Un petit côté « village d’Astérix »

3000 maisons briéronnes sont couvertes de chaume, ce qui représente environ 60% des couvertures de ce type en France. La plupart des ces maisons sont anciennes et souvent petites, mais pas toutes : la couverture chaume, c’est tendance, même si les tiges de roseau ne viennent plus du marais de Brière mais sont importées.
Esthétiquement, cela rompt avec les traditionnelles ardoises de la région.

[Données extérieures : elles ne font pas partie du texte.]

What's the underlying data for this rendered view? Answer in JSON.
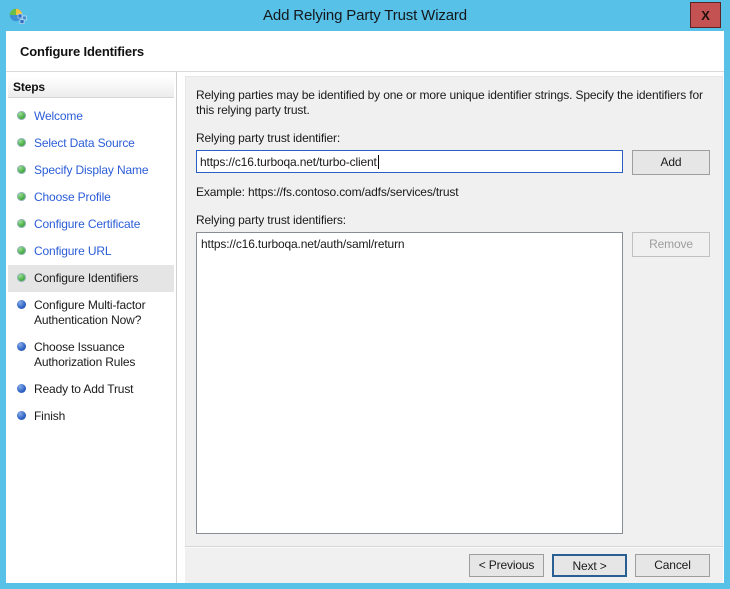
{
  "window": {
    "title": "Add Relying Party Trust Wizard",
    "close_glyph": "X"
  },
  "heading": "Configure Identifiers",
  "sidebar": {
    "header": "Steps",
    "items": [
      {
        "label": "Welcome",
        "state": "completed"
      },
      {
        "label": "Select Data Source",
        "state": "completed"
      },
      {
        "label": "Specify Display Name",
        "state": "completed"
      },
      {
        "label": "Choose Profile",
        "state": "completed"
      },
      {
        "label": "Configure Certificate",
        "state": "completed"
      },
      {
        "label": "Configure URL",
        "state": "completed"
      },
      {
        "label": "Configure Identifiers",
        "state": "current"
      },
      {
        "label": "Configure Multi-factor Authentication Now?",
        "state": "upcoming"
      },
      {
        "label": "Choose Issuance Authorization Rules",
        "state": "upcoming"
      },
      {
        "label": "Ready to Add Trust",
        "state": "upcoming"
      },
      {
        "label": "Finish",
        "state": "upcoming"
      }
    ]
  },
  "content": {
    "description": "Relying parties may be identified by one or more unique identifier strings. Specify the identifiers for this relying party trust.",
    "identifier_label": "Relying party trust identifier:",
    "identifier_input": {
      "value": "https://c16.turboqa.net/turbo-client",
      "placeholder": ""
    },
    "add_button": "Add",
    "example_text": "Example: https://fs.contoso.com/adfs/services/trust",
    "identifiers_list_label": "Relying party trust identifiers:",
    "identifiers": [
      "https://c16.turboqa.net/auth/saml/return"
    ],
    "remove_button": "Remove",
    "remove_button_enabled": false
  },
  "footer": {
    "previous_button": "< Previous",
    "next_button": "Next >",
    "cancel_button": "Cancel"
  },
  "colors": {
    "window_frame": "#57C1E8",
    "close_button_bg": "#C45252",
    "panel_bg": "#F0F0F0",
    "step_link_blue": "#2B5DD7",
    "step_done_dot_green": "#3FA83C",
    "step_upcoming_dot_blue": "#2E62C4",
    "current_step_bg": "#E5E5E5",
    "focused_input_border": "#2B5DC9",
    "default_button_border": "#2A5F93"
  }
}
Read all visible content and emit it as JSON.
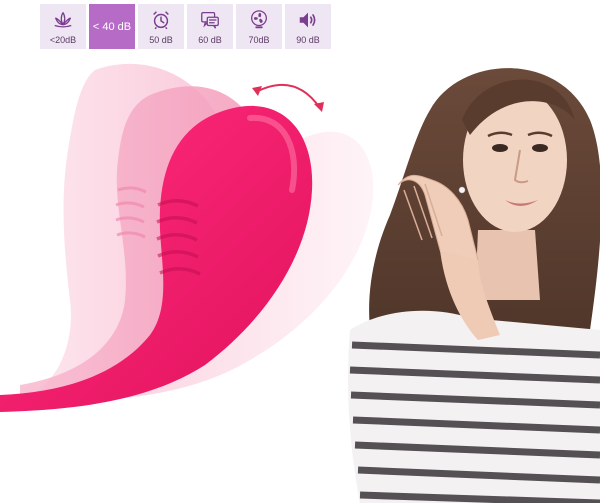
{
  "noise_levels": [
    {
      "label": "<20dB",
      "icon": "lotus-icon",
      "active": false
    },
    {
      "label": "< 40 dB",
      "icon": "",
      "active": true
    },
    {
      "label": "50 dB",
      "icon": "alarm-clock-icon",
      "active": false
    },
    {
      "label": "60 dB",
      "icon": "chat-bubble-icon",
      "active": false
    },
    {
      "label": "70dB",
      "icon": "fan-icon",
      "active": false
    },
    {
      "label": "90 dB",
      "icon": "speaker-icon",
      "active": false
    }
  ],
  "colors": {
    "accent": "#b66cc7",
    "icon": "#7a3d8f",
    "tile": "#efe6f3",
    "product": "#f0186a",
    "product_ghost": "#f7a8c4",
    "arrow": "#e0305a"
  }
}
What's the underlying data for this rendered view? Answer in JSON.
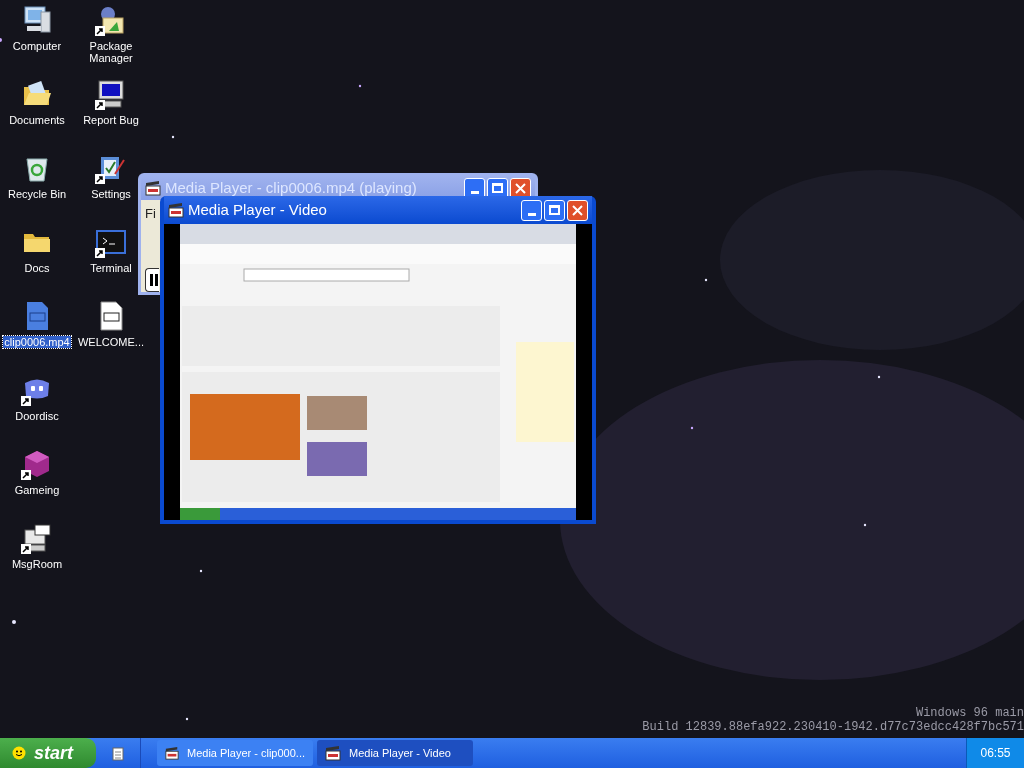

Le toit est plus épais (environ 30-35 cm d’épaisseur), plus « dodu », on dirait un peu les toits du village d’Astérix.
Bien que plus onéreux qu’un toit classique, le toit de chaume semble n’avoir que des avantages : excellent isolant thermique (donc bien noté côté développement durable), pas plus propice aux incendies qu’un autre toit (la preuve : les assureurs ne semblent pas majorer les contrats), parfaitement étanche, répulsif vis-à-vis des animaux qui seraient tentés d’y faire leur nid.
Par contre, en plus du coût de départ, il y a aussi un entretien plus important que sur les ardoises ou les tuiles (tous les trois ans minimum), d’autant plus que le chaume s’amoindrit au fil du temps. Au final, si elle est bien entretenue, la toiture en chaume dure à peu près aussi longtemps qu’une toiture classique.